11. De rechtbank veroordeelt verweerder in de door eiser gemaakte proceskosten. Deze kosten stelt de rechtbank op grond van het Besluit proceskosten bestuursrecht voor de door een derde beroepsmatig verleende rechtsbijstand vast op € 1.518,- (1 punt voor het indienen van het beroepschrift, 1 punt voor het verschijnen ter zitting met een waarde per punt van
€ 759,- en een wegingsfactor 1).
9 Het Verdrag tot bescherming van de rechten van de mens en de fundamentele vrijheden.

Beslissing

De rechtbank:
  • verklaart het beroep gegrond;
  • vernietigt het bestreden besluit;
  • draagt verweerder op om binnen vier weken na verzending van deze uitspraak een nieuw besluit te nemen op de aanvraag, met inachtneming van deze uitspraak;
  • veroordeelt verweerder in de proceskosten van eiser tot een bedrag van €1.518,-.
Deze uitspraak is gedaan door mr.
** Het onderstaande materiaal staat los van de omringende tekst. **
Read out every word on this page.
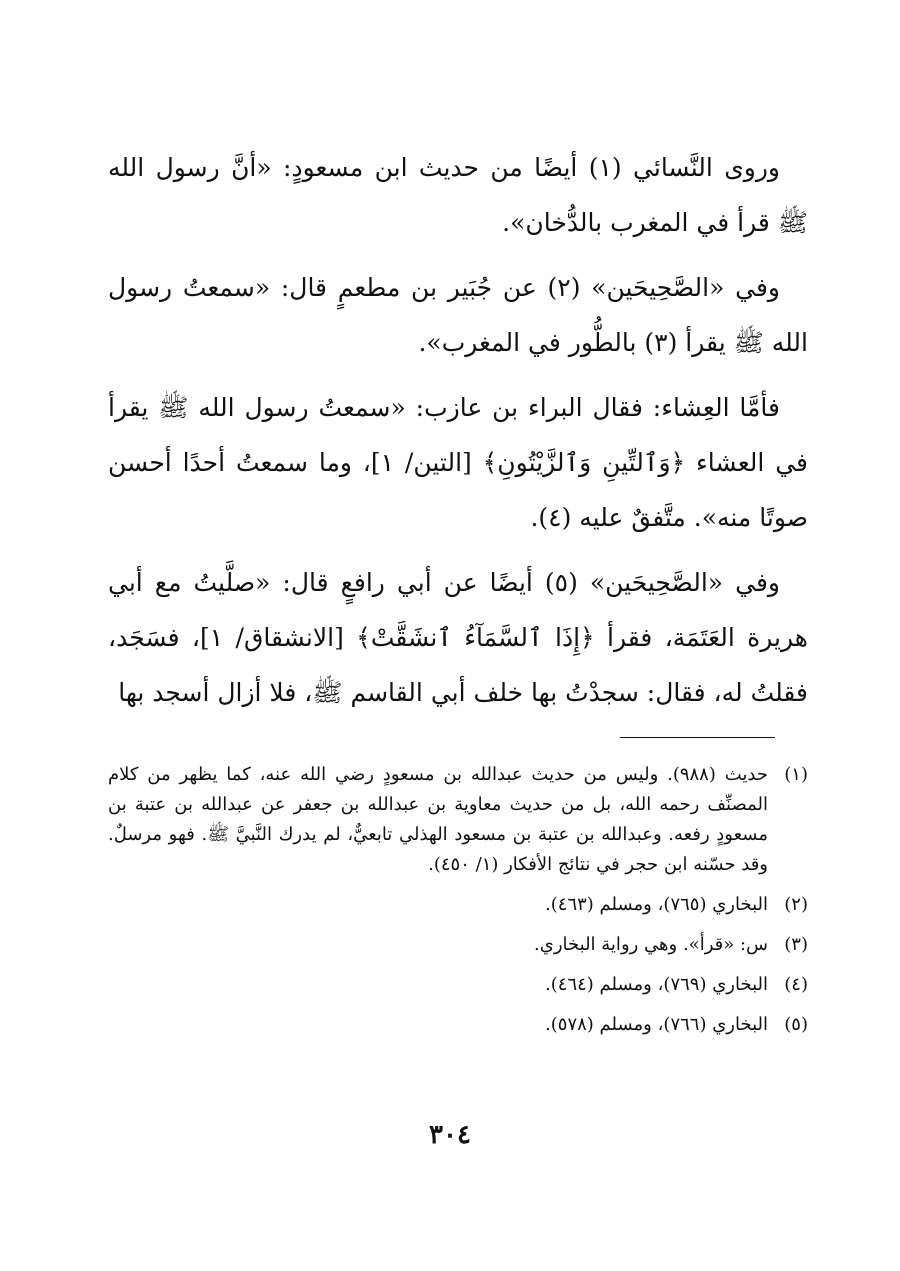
وروى النَّسائي (١) أيضًا من حديث ابن مسعودٍ: «أنَّ رسول الله ﷺ قرأ في المغرب بالدُّخان».

وفي «الصَّحِيحَين» (٢) عن جُبَير بن مطعمٍ قال: «سمعتُ رسول الله ﷺ يقرأ (٣) بالطُّور في المغرب».

فأمَّا العِشاء: فقال البراء بن عازب: «سمعتُ رسول الله ﷺ يقرأ في العشاء ﴿وَٱلتِّينِ وَٱلزَّيْتُونِ﴾ [التين/ ١]، وما سمعتُ أحدًا أحسن صوتًا منه». متَّفقٌ عليه (٤).

وفي «الصَّحِيحَين» (٥) أيضًا عن أبي رافعٍ قال: «صلَّيتُ مع أبي هريرة العَتَمَة، فقرأ ﴿إِذَا ٱلسَّمَآءُ ٱنشَقَّتْ﴾ [الانشقاق/ ١]، فسَجَد، فقلتُ له، فقال: سجدْتُ بها خلف أبي القاسم ﷺ، فلا أزال أسجد بها

(١)
حديث (٩٨٨). وليس من حديث عبدالله بن مسعودٍ رضي الله عنه، كما يظهر من كلام المصنِّف رحمه الله، بل من حديث معاوية بن عبدالله بن جعفر عن عبدالله بن عتبة بن مسعودٍ رفعه. وعبدالله بن عتبة بن مسعود الهذلي تابعيٌّ، لم يدرك النَّبيَّ ﷺ. فهو مرسلٌ. وقد حسّنه ابن حجر في نتائج الأفكار (١/ ٤٥٠).
(٢)
البخاري (٧٦٥)، ومسلم (٤٦٣).
(٣)
س: «قرأ». وهي رواية البخاري.
(٤)
البخاري (٧٦٩)، ومسلم (٤٦٤).
(٥)
البخاري (٧٦٦)، ومسلم (٥٧٨).
٣٠٤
R.J.A. Schaaf, rechter, in aanwezigheid van L.S. Lodder, griffier.
De uitspraak is uitgesproken in het openbaar en bekendgemaakt op:
08 juni 2022

Documentcode: [documentcode]

Rechtsmiddel

Tegen deze uitspraak kan hoger beroep worden ingesteld bij de Afdeling bestuursrechtspraak van de Raad van State binnen één week na de dag van bekendmaking.